In a letter to Farmers’ Victoria McCarthy, released late July 11, Florida Insurance Commissioner Michael Yaworsky said regulators are “disappointed by the hastiness in this decision” and are troubled by how the decision may have cascading impacts on policyholders.
“We also want to directly express our disappointment regarding how this decision was communicated,” the letter said. “While the office recognizes companies need to make operational changes to books of business, OIR always appreciates the opportunity to discuss these complex issues prior to receiving notifications of this nature.”
In a phone call with Farmers representatives July 11, the carrier’s officials committed to facilitating a seamless assumption of policies to other companies that may be interested, Yaworsky noted.
The action by Farmers marks the latest pullback from the Florida market, which has seen 10 property insurer insolvencies in the last 30 months. In some cases in the last two years, announcements that carriers would stop writing new policies have preceded insolvencies by just a few months.

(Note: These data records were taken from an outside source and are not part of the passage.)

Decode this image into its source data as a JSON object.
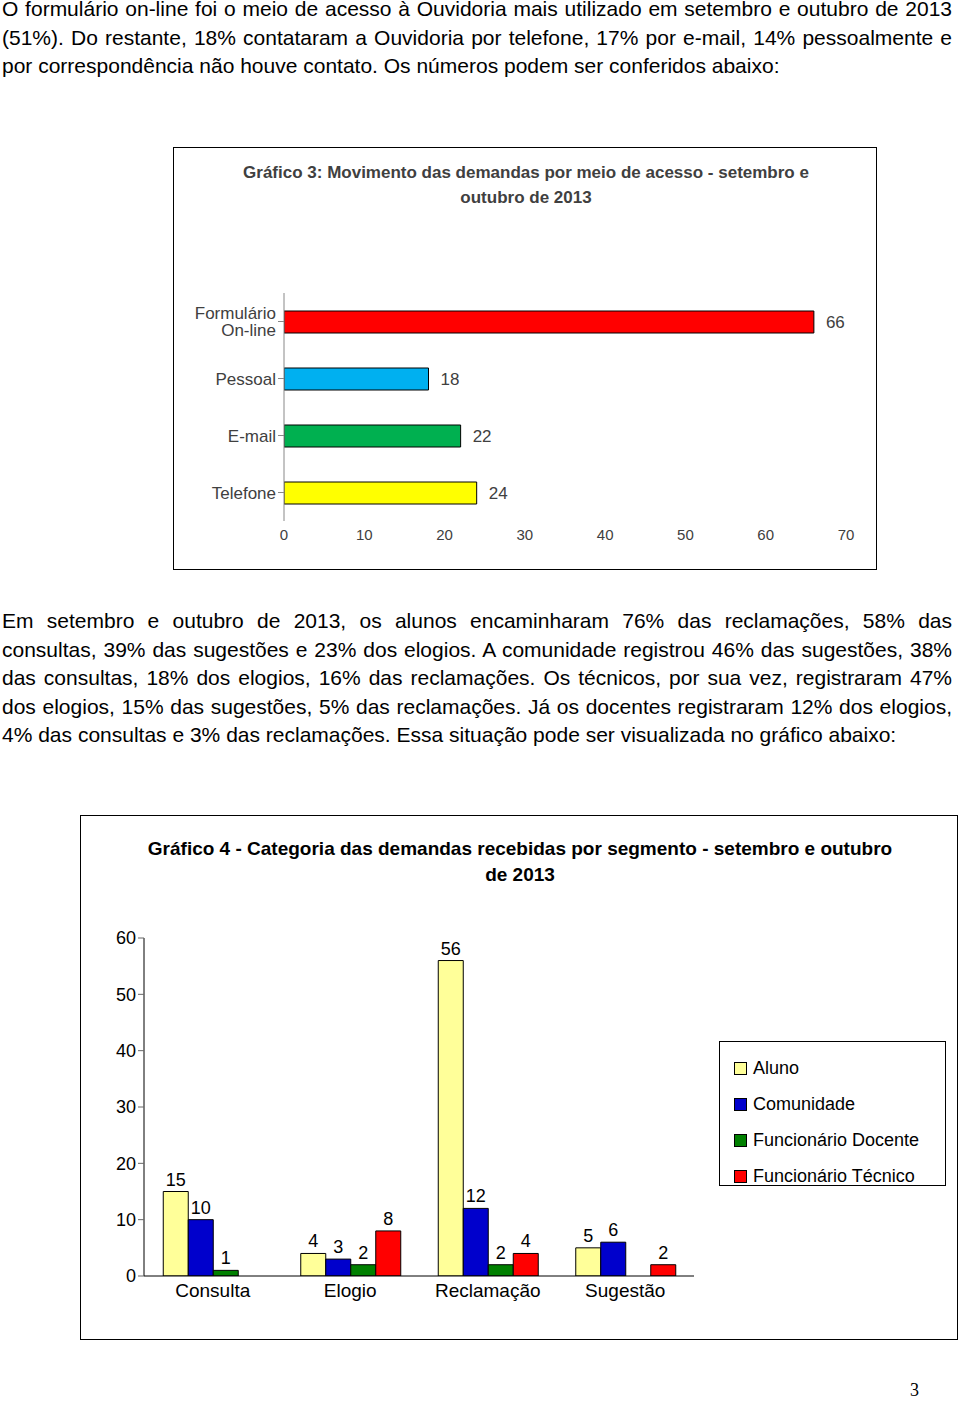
{
  "paragraphs": [
    "O formulário on-line foi o meio de acesso à Ouvidoria mais utilizado em setembro e outubro de 2013 (51%). Do restante, 18% contataram a Ouvidoria por telefone, 17% por e-mail, 14% pessoalmente e por correspondência não houve contato. Os números podem ser conferidos abaixo:",
    "Em setembro e outubro de 2013, os alunos encaminharam 76% das reclamações, 58% das consultas, 39% das sugestões e 23% dos elogios. A comunidade registrou 46% das sugestões, 38% das consultas, 18% dos elogios, 16% das reclamações. Os técnicos, por sua vez, registraram 47% dos elogios, 15% das sugestões, 5% das reclamações. Já os docentes registraram 12% dos elogios, 4% das consultas e 3% das reclamações. Essa situação pode ser visualizada no gráfico abaixo:"
  ],
  "chart_data": [
    {
      "type": "bar",
      "title": "Gráfico 3: Movimento das demandas por meio de acesso - setembro  e outubro de 2013",
      "orientation": "horizontal",
      "categories": [
        "Formulário On-line",
        "Pessoal",
        "E-mail",
        "Telefone"
      ],
      "values": [
        66,
        18,
        22,
        24
      ],
      "colors": [
        "#ff0000",
        "#00b0f0",
        "#00b050",
        "#ffff00"
      ],
      "xlim": [
        0,
        70
      ],
      "xticks": [
        0,
        10,
        20,
        30,
        40,
        50,
        60,
        70
      ],
      "data_labels": true,
      "grid": false
    },
    {
      "type": "bar",
      "title": "Gráfico 4 - Categoria das demandas recebidas por segmento - setembro e outubro de 2013",
      "categories": [
        "Consulta",
        "Elogio",
        "Reclamação",
        "Sugestão"
      ],
      "series": [
        {
          "name": "Aluno",
          "color": "#ffff99",
          "values": [
            15,
            4,
            56,
            5
          ]
        },
        {
          "name": "Comunidade",
          "color": "#0000cc",
          "values": [
            10,
            3,
            12,
            6
          ]
        },
        {
          "name": "Funcionário Docente",
          "color": "#008000",
          "values": [
            1,
            2,
            2,
            null
          ]
        },
        {
          "name": "Funcionário Técnico",
          "color": "#ff0000",
          "values": [
            null,
            8,
            4,
            2
          ]
        }
      ],
      "ylim": [
        0,
        60
      ],
      "yticks": [
        0,
        10,
        20,
        30,
        40,
        50,
        60
      ],
      "data_labels": true,
      "grid": false,
      "legend": "right"
    }
  ],
  "page_number": 3
}
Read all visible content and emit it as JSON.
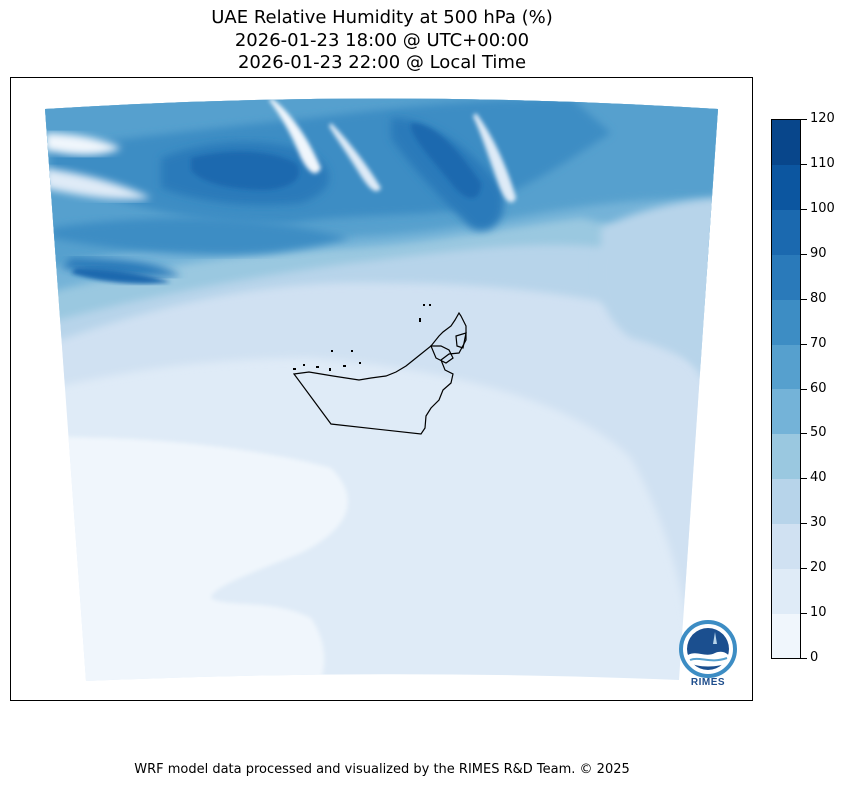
{
  "header": {
    "title": "UAE Relative Humidity at 500 hPa (%)",
    "utc_time": "2026-01-23 18:00 @ UTC+00:00",
    "local_time": "2026-01-23 22:00 @ Local Time"
  },
  "colorbar": {
    "levels": [
      0,
      10,
      20,
      30,
      40,
      50,
      60,
      70,
      80,
      90,
      100,
      110,
      120
    ],
    "tick_labels": [
      "0",
      "10",
      "20",
      "30",
      "40",
      "50",
      "60",
      "70",
      "80",
      "90",
      "100",
      "110",
      "120"
    ],
    "colors": [
      "#f0f6fc",
      "#dfebf7",
      "#d0e1f2",
      "#b7d4ea",
      "#9ac8e0",
      "#74b3d8",
      "#56a0ce",
      "#3d8dc4",
      "#2a7aba",
      "#1b69af",
      "#0c56a0",
      "#08468b"
    ]
  },
  "map": {
    "region": "UAE",
    "variable": "Relative Humidity at 500 hPa",
    "unit": "%"
  },
  "logo": {
    "text": "RIMES"
  },
  "footer": {
    "credit": "WRF model data processed and visualized by the RIMES R&D Team. © 2025"
  }
}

Farmers, fronted on national television ads by actor J.K. Simmons, writes policies across the country and is unlikely to be deemed insolvent. But it, like other national carriers, has taken significant steps to reduce exposure. Farmers announced earlier in July it would stop writing new homeowner policies in California, another state where insurers and insureds have been hit hard by natural disasters.
Farmer’s pullback in Florida comes at a curious time---just before insurance reform bills passed by the state Legislature can have much of an impact on the flood of costly claims litigation. Industry insiders said July 11 that Farmers expanded its presence in Florida at exactly the wrong time, just before Hurricane Ian hit the state but before the tort-reform laws have an effect.
In its June announcement that it would halt new HO policies, Farmers said in a statement: “With catastrophe costs at historically high levels and reconstruction costs continuing to climb, we implemented a pause on writing new homeowners policies to more effectively manage our risk exposure.”
Yaworsky’s letter reminded Farmers that Florida’s historic reforms should ensure competitiveness.
Farmers’ insureds must be given 120 days’ notice before policies are canceled or non-renewed, according to state law.
“If a consumer receives a nonrenewal notice from Farmers Insurance Group, they are encouraged to contact their agent immediately to seek alternate coverage,” OIR Communications Director Samantha Bequer said July 11.
In late June, Farmers filed for rate changes for its auto policies in Florida, suggesting the company plans to continue at least some presence in the state.
State Sen. Jason Pizzo, D-Miami, tweeted July 11, appearing to suggest Republican leadership in state government could have done more to prevent a continuing property insurance crisis in the state.
“While campaigning on woke, Florida’s leadership has been asleep,” Pizzo wrote.